Missionaries Must Know Repentance to Teach It, Seventy Says

Contributed By R. Scott Lloyd, Church News staff writer

  • 28 January 2015

Elder Don R. Clarke displays a copy of the Missionary Handbook to couples attending the 2015 Seminar for New MTC Presidents and Visitors' Center Directors January 14.  Photo by R. Scott Lloyd.

Article Highlights

  • Missionaries must know the principle of repentance themselves to be able to teach it to others.
  • In the Book of Mormon, when the Nephites repented of their sins they prospered. Elder Clarke said this relates to missionaries as well.

“The process of repentance is real; every step is real, and there needs to be someone beside that individual or that missionary, along with the Savior, to help him get through to the end.” —Elder Don R. Clarke of the Seventy

PROVO, UTAH

For missionaries to teach repentance, they must know of the principle themselves, Elder Don R. Clarke of the Seventy said to couples attending the 2015 Seminar for New MTC Presidents and Visitors’ Center Directors on January 14.

“Unless they’ve repented they will not know what can happen to people when they start to make changes,” Elder Clarke said.

He added, “The process of repentance is real; every step is real, and there needs to be someone beside that individual or that missionary, along with the Savior, to help him get through to the end.”

Noting that some missionaries only spend a couple of weeks in a missionary training center and that some visitors’ center or historic site directors might have limited time to influence missionaries, Elder Clarke said the process of repentance typically takes place over a longer period of time than that.

“It might be a lifetime; it might be several months, but the process has to come to completion,” he said.

“The thing you can do is give them a vision of what needs to happen and get them on the path,” Elder Clarke counseled. “And then, what I would do, if I were an MTC president and had a few I had gotten onto the path, I would then call the mission president.”

It is important to let the next priesthood leader know what he can do to help in the repentance process, Elder Clarke said.

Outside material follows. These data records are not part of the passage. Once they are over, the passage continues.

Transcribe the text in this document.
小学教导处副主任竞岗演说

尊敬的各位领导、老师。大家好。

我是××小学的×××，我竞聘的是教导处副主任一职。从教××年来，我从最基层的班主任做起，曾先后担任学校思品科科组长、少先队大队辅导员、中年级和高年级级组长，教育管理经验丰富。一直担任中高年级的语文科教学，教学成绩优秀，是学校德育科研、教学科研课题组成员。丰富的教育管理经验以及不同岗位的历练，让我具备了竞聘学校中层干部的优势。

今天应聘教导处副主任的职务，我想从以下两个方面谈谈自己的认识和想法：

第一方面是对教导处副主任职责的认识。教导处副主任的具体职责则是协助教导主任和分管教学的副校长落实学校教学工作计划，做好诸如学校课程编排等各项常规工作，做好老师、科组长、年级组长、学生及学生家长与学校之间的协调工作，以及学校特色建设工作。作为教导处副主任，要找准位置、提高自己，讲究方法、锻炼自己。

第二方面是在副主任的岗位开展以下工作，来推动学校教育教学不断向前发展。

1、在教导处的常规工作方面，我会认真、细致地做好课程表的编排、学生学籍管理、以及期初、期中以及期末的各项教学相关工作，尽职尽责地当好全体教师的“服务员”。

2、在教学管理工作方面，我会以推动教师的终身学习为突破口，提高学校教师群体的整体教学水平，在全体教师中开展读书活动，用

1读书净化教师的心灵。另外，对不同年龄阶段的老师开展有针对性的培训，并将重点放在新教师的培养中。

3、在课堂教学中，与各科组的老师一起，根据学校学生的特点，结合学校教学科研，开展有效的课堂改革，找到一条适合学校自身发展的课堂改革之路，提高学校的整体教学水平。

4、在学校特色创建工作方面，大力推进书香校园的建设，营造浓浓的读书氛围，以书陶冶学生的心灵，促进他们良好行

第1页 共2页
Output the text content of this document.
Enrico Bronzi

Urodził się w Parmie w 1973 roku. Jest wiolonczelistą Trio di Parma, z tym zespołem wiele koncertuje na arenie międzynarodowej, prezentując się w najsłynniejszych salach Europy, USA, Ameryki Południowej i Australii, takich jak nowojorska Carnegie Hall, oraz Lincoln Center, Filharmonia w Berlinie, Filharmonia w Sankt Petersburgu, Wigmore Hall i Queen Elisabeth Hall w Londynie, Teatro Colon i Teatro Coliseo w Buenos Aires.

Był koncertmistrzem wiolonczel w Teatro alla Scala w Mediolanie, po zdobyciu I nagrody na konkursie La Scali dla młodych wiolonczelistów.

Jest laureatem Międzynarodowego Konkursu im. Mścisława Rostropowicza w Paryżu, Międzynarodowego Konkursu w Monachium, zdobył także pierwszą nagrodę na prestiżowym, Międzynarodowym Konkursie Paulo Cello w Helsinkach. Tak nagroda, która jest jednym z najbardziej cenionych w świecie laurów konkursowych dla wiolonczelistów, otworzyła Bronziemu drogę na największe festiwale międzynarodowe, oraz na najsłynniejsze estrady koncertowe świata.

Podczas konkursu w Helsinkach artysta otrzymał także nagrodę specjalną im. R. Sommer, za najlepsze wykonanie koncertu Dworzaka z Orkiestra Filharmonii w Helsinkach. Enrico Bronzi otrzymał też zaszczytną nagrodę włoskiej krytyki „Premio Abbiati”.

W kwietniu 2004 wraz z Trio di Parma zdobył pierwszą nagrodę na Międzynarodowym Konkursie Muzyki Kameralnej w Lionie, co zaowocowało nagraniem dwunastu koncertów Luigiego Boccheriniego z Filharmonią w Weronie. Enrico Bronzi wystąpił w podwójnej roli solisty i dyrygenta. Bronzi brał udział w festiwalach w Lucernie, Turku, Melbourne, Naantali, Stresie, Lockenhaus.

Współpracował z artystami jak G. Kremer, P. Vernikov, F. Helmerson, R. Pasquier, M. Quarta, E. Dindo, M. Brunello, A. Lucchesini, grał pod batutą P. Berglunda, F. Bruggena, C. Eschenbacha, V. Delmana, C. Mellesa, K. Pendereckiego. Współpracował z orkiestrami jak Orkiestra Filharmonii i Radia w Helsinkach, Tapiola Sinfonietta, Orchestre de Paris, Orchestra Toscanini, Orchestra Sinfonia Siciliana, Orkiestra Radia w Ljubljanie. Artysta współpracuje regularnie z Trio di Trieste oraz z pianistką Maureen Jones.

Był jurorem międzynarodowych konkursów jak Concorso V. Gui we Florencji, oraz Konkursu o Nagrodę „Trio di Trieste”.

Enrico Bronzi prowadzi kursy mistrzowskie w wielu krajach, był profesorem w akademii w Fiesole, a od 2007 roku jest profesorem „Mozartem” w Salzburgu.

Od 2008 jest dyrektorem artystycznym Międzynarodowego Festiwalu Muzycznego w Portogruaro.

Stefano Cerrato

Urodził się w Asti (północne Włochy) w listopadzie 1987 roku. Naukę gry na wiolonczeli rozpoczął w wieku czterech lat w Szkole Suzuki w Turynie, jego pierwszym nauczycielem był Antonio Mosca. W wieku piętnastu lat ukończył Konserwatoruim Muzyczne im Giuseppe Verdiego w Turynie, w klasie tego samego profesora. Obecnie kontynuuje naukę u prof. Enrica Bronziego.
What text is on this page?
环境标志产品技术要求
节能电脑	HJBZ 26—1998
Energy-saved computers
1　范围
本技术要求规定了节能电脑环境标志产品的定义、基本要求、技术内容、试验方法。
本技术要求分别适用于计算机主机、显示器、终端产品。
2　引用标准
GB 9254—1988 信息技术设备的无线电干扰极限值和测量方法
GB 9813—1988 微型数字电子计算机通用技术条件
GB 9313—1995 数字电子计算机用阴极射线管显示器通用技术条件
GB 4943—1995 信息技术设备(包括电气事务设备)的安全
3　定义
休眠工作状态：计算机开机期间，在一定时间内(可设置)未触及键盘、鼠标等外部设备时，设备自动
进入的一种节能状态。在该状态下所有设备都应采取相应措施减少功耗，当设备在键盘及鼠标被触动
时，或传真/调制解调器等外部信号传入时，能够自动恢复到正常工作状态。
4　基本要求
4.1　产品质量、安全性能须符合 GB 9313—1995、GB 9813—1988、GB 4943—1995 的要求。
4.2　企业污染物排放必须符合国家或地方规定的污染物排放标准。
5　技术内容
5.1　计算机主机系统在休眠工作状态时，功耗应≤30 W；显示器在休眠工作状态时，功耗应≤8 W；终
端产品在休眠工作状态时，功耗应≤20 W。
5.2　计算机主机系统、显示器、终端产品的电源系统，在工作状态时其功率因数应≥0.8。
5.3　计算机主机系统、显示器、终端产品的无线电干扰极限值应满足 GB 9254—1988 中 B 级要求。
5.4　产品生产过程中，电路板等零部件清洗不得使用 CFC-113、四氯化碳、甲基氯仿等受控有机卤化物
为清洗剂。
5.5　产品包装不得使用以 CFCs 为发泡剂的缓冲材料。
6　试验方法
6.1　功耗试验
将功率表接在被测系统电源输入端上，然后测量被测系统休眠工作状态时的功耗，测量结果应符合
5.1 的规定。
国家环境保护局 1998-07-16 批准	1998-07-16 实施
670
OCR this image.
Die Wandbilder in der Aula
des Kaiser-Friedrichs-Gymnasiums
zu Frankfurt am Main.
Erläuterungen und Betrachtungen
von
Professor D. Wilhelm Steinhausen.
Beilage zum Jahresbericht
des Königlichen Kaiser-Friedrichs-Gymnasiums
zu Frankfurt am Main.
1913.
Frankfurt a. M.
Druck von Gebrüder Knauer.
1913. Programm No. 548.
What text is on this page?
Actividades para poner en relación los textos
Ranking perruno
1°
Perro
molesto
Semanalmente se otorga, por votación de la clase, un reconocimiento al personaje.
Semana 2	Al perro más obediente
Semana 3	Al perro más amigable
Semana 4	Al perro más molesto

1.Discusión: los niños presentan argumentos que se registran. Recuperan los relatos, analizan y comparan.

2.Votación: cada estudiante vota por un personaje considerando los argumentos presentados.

Citing Helaman 4:2, he noted that when the Nephites repented of their sins, they began to prosper. He applied that to missionaries and their work.

“Shouldn’t our intent be to help missionaries prosper?” he asked.

He further cited Mosiah 27:24, wherein Alma testified that as he had repented of his sins, he had been redeemed of the Lord and was born again. He said the sons of Mosiah had been on a perilous path but through repentance had likewise been born again and become great missionaries.

“How do we help our missionaries feel like those missionaries?” he asked.

Displaying a copy of the missionary handbook, Elder Clarke said it is difficult for missionaries to ask their investigators to make commitments when they themselves are not following their own commitment to follow what is in the handbook.

Turning to the missionary guide Preach My Gospel, Elder Clarke referred to pages 62 and 63, noting the principle “Our faith in Christ and our love for Him lead us to repent, or to change our thoughts, beliefs, and behaviors that are not in harmony with His will.”